Женщина потупилась, и Лихунову показалось, что если он сейчас услышит о смерти Маши, то его сердце не выдержит, но Самсонова ответила:

– Нет, она жива, не бойтесь… пока жива. Маша здесь, в этом здании, но она очень больна. В одном из лагерей, три дня назад, она, как видно, заразилась сыпняком, и теперь Маше… очень плохо…

– Я хочу видеть ее, – резко поднялся Лихунов, но тут же снова опустился на постель, испугавшись идти к любимой девушке таким безобразным, давно не мывшимся в бане, небритым, с несвежей повязкой на голове.

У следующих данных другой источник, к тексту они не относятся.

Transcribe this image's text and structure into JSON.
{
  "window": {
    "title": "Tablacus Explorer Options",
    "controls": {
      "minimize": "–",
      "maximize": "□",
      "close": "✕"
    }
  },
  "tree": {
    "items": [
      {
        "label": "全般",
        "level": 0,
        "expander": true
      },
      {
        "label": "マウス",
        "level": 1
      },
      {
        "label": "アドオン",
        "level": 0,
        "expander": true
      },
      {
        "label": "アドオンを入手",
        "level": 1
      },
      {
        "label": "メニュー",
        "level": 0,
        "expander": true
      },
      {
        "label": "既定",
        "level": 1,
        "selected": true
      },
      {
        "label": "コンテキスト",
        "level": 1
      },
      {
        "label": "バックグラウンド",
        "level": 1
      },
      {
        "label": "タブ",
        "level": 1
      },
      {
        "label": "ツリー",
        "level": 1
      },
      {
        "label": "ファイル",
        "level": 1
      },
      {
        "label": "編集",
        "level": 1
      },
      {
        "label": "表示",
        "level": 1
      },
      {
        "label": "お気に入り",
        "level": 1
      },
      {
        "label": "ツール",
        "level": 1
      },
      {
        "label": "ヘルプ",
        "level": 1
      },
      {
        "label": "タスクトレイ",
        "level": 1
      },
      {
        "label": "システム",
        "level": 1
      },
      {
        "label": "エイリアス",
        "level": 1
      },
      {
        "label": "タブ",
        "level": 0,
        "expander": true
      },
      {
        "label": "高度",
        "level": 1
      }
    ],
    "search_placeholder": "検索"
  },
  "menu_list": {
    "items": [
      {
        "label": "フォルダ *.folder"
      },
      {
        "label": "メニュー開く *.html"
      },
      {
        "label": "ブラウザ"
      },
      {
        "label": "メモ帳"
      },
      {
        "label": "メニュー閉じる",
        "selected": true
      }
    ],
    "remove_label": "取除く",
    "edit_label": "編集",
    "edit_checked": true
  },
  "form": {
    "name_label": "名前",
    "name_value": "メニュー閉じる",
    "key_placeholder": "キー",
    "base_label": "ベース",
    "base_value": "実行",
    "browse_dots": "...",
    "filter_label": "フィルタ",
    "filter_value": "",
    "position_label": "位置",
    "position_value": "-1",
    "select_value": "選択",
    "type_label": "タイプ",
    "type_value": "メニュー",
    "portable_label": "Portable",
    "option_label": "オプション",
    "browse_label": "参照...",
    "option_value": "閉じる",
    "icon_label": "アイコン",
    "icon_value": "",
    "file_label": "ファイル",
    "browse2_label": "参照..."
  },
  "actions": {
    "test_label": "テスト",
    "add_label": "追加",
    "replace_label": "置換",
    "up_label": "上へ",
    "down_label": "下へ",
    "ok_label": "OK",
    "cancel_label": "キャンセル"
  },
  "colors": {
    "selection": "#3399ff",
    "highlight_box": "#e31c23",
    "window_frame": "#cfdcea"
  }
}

– Да, да, конечно, конечно, – поднялась с постели Самсонова. – Она так ждала встречи с вами. Не надо медлить, пойдемте, может быть поздно…

На первом этаже больницы, не в отдельной палате, а в общей, в углу, отгороженном старой ободранной ширмой, лежала навзничь Маша с широко отворенными глазами, но когда Лихунов неспешно к ней подошел, боясь потревожить, она не обратила на подошедшего никакого внимания.

– Маша в забытьи,- словно извиняясь за невнимание девушки, сказала Самсонова. – Еще недавно она сильно бредила.

– Да, да, я понимаю, – кивнул Лихунов, пристально вглядываясь в черты лица человека, которого он любил.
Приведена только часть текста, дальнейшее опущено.